Dell buyout turns into the tragedy of Macbeth

It seems that the sale of Dell is becoming a bit like Shakespeare’s Macbeth with Dave Johnson cast in the role of Thane of Cawdor conspiring to take the throne from King Michael “Duncan” Dell.

Johnson was once Dell’s confidante and former employee and is now leading Blackstone Group’s 11th-hour bid for Dell. His plan is to take over the company without Dell and stop Dell’s cunning plan to take the company private for $24.4 billion.

IBM unsuccessfully sued Johnson when he departed in 2009, alleging he violated a non-compete agreement. 

Michael Dell told his executive team that Johnson would remain a close and personal adviser when he left to join Blackstone in January, but is now finding that he has been listening to witches who want his job.

So far, Johnson has not mentioned a role for his former boss and this means that Dell could lose control of a company he nursed from a dorm-room operation into a global PC maker.

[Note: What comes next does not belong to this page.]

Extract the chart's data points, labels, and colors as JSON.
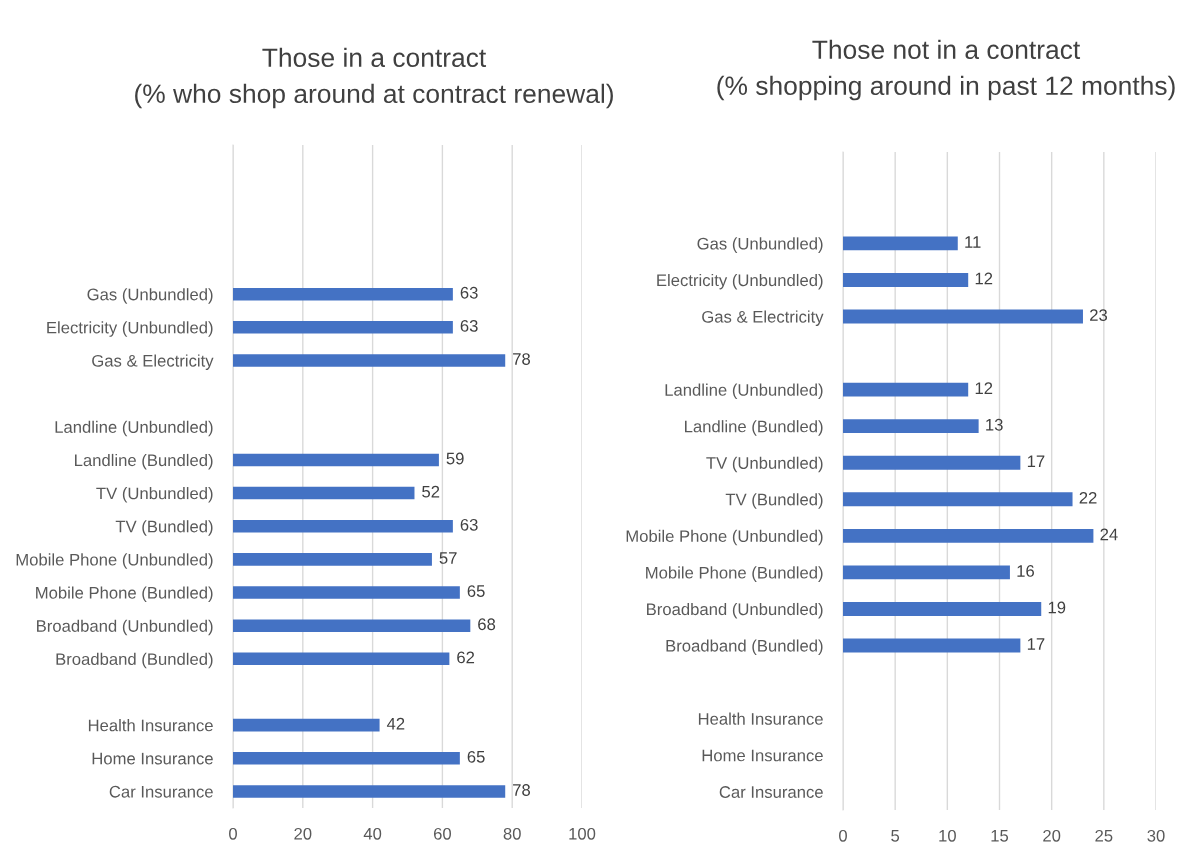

Johnson oversaw Dell’s 2009 purchase of Perot Systems which put Dell into the technology services market alongside IBM and HP. Other deals during his tenure included Quest Software, SecureWorks, SonicWall and Wyse Technology.

But there was a little bad blood in his exit from Dell. Johnson left Dell alienated, and some members of top management were unhappy with his track record.

Michael has to see off another competing offer from billionaire investor Carl Icahn, whose forces are dressing up as trees, because Icahn has branches everywhere.

Meanwhile Blackstone has been having a quiet word to candidates who could run Dell should its bid succeed, replacing Michael Dell.

But all is fair and all is foul in the IT business, and there are many within the business community who think Dell is a tale told by an idiot and as soon as someone says “out, out, damn spot” to him the better.

According to Reuters, Dell said he feared that Blackstone’s buyout offer would dismantle the PC maker’s kingdom. Other people familiar with the situation have said Blackstone wants to flog Dell’s financial services business as part of a strategy to turn things around.

All he is looking for is a blasted heath, which is always going to be better than a bloody Cameron.